Stories about money are never about money. They are about pain, about family, about atrocity, about luck, about health, about politics. And while we get a kind of vicarious thrill from listening to other people’s financial tales of woe, whether we are morally condemning a millennial for buying a daily flat white when she could be putting that $3 into a savings account that earns zero interest in the hopes that the city she lives in won’t be underwater from rising sea levels by the time she has enough for a deposit or just feeling gratitude that we are better off than the poor shmuck explaining their hundreds of thousands of dollars in student debt, rarely are these stories allowed to be as complex as their situations truly are.
In each episode of This Is Uncomfortable, the host Reema Khrais introduces us to an individual’s financial plight. There are a lot of these podcasts out there, granted, but Khrais isn’t listening to someone’s sob story only to advocate for discipline and self-reliance like Dave Ramsey, nor is she acting as a way too intense cheerleader for prosperity like Suze Orman. Here the stories are never just about personal problems but instead about how people are enlivened, agitated, #blessed and shamed by their experiences with money.
In a recent episode, a young indigenous woman found herself explaining how she got tens of thousands of dollars into credit card debt. One day at work, she tried to lift a heavy bag and suddenly collapsed in pain. She finished working her shift, then she started on the very long and expensive process of trying to find medical help.
Whether the doctors she visited — and she visited many — helped her or not, she still had to pay them. She had to pay the doctor who thought she was faking. She had to pay the doctor who believed her story but had no idea what it might be. She had to pay the doctor who hit a snafu during her surgery and caused even more physical damage, leading to a longer treatment time to make things right.

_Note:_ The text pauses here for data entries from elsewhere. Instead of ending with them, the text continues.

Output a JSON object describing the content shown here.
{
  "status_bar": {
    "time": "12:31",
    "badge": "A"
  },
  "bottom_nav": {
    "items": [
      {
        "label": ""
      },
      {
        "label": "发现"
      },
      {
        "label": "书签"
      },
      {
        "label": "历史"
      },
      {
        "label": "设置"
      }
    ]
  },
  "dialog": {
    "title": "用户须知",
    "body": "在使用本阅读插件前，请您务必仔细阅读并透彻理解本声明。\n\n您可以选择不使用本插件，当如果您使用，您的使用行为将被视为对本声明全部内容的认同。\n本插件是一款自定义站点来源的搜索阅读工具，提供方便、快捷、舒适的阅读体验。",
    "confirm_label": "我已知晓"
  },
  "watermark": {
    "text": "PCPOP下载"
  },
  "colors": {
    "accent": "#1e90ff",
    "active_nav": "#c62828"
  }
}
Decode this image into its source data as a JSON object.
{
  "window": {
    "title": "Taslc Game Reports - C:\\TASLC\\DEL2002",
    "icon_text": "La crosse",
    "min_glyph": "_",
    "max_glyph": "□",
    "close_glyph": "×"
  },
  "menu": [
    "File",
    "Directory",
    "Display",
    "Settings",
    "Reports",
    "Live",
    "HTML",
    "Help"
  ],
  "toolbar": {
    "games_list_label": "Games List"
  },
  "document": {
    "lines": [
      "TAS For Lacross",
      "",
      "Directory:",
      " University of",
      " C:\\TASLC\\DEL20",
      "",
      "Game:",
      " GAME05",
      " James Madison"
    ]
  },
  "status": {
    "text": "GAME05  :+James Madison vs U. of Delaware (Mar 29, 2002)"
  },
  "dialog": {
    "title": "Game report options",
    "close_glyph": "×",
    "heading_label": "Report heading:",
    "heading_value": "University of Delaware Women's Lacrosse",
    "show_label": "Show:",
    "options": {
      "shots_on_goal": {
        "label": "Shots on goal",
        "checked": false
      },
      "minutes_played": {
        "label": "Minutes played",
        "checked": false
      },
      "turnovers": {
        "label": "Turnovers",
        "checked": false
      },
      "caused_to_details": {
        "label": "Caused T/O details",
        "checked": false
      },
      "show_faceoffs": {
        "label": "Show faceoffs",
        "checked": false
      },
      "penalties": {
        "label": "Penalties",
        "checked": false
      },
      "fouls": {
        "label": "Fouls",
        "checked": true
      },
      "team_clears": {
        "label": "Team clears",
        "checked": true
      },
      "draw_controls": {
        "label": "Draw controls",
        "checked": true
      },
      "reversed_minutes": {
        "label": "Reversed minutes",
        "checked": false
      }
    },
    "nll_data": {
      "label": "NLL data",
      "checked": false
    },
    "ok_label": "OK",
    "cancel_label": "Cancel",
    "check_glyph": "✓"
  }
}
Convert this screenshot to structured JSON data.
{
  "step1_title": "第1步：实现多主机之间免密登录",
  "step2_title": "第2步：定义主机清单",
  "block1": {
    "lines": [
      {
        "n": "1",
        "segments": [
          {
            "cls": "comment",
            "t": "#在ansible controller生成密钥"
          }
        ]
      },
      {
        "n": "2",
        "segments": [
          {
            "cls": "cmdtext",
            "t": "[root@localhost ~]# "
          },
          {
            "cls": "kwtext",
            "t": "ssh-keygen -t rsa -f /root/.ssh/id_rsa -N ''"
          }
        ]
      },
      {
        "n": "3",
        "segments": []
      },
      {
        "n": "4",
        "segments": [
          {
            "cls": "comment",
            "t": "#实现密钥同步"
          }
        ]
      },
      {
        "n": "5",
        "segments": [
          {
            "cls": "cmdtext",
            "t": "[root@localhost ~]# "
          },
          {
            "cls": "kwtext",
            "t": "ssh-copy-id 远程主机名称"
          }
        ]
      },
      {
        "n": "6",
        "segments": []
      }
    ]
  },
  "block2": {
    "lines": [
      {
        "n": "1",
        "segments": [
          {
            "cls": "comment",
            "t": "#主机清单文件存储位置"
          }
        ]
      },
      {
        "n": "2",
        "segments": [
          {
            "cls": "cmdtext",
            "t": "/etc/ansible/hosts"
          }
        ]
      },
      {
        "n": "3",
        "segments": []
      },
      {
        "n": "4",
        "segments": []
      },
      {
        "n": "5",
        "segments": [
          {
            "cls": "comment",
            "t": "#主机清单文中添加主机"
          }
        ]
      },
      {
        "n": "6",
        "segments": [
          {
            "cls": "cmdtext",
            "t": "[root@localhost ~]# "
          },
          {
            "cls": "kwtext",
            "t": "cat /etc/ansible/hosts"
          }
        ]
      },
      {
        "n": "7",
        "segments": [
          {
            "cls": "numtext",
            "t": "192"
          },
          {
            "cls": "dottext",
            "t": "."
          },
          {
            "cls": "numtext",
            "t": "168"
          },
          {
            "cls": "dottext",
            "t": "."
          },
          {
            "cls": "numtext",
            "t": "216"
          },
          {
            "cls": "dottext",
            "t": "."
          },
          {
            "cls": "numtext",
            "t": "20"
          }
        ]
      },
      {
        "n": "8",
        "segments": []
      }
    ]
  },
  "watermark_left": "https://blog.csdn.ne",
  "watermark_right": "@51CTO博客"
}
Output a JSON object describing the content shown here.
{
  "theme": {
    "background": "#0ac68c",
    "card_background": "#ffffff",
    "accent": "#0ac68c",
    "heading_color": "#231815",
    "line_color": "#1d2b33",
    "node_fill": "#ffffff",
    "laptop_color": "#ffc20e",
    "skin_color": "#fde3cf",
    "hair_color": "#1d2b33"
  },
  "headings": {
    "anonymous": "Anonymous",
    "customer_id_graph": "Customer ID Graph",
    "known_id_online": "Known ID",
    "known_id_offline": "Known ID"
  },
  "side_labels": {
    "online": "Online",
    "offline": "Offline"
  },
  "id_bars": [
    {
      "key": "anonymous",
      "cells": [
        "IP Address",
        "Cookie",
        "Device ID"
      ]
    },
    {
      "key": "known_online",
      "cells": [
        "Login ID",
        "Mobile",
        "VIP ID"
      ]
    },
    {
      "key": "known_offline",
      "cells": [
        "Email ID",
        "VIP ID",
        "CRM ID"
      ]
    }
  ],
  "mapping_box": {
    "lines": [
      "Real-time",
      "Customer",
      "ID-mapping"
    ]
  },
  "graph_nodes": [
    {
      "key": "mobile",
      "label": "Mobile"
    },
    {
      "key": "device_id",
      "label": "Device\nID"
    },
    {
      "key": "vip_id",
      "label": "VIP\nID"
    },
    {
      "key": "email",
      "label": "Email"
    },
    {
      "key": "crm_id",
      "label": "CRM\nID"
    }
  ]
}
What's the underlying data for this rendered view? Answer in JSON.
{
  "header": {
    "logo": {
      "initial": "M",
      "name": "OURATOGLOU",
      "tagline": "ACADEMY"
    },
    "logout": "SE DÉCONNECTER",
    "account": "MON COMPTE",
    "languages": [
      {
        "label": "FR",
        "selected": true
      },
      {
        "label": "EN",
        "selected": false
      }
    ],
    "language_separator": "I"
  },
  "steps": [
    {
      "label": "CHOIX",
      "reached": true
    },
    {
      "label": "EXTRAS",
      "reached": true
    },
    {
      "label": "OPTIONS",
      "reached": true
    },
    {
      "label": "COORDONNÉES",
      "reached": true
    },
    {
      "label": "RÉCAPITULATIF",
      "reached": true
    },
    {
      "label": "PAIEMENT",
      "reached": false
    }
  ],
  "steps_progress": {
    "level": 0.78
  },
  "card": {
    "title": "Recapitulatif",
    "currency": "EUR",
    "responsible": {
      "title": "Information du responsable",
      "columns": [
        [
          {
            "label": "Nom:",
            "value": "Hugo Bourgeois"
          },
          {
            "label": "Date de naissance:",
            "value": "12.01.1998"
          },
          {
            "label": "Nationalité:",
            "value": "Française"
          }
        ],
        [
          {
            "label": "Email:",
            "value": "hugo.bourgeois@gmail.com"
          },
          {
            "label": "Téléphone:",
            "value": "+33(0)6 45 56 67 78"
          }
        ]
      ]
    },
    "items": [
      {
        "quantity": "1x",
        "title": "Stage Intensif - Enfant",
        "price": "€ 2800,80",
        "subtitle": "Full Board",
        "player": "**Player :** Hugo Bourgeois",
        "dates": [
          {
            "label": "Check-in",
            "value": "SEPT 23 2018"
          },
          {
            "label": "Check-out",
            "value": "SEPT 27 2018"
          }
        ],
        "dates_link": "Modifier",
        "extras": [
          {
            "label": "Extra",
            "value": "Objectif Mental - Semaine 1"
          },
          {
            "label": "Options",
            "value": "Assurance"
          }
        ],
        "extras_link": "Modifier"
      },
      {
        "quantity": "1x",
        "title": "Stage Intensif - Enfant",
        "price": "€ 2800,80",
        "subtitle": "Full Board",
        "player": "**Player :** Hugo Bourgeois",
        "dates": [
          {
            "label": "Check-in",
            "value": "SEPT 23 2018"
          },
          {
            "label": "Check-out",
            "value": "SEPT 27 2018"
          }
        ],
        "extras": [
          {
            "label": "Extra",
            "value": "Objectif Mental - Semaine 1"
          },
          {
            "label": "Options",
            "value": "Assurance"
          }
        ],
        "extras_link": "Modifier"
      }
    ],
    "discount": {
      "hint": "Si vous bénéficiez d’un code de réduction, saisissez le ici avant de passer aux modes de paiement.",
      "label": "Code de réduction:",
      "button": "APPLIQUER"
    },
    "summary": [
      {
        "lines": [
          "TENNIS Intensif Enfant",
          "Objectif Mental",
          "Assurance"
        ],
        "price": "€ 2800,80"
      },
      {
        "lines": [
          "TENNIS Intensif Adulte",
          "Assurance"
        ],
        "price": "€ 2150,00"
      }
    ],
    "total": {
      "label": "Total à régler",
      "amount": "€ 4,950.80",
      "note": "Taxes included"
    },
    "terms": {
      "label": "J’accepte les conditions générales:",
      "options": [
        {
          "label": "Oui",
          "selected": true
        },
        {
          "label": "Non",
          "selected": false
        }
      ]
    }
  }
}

The 30-minute episodes cover a lot of ground, from statistics showing that doctors tend to disbelieve women, especially women of colour, when they report experiences of pain to how a person could be insured and still have to pay a considerable amount of money out of pocket for office visits, ultrasounds and surgery. And yet there is still much left unexplored, such as the political story behind the fight for a minimum wage hike, and being employed full-time and still not earning a livable wage. Or how tort reform for medical malpractice makes it difficult for people to be fully compensated for their doctors’ mistakes and abuses. These episodes could be hours long and still they wouldn’t be able to create the full context for these financial disasters and windfalls.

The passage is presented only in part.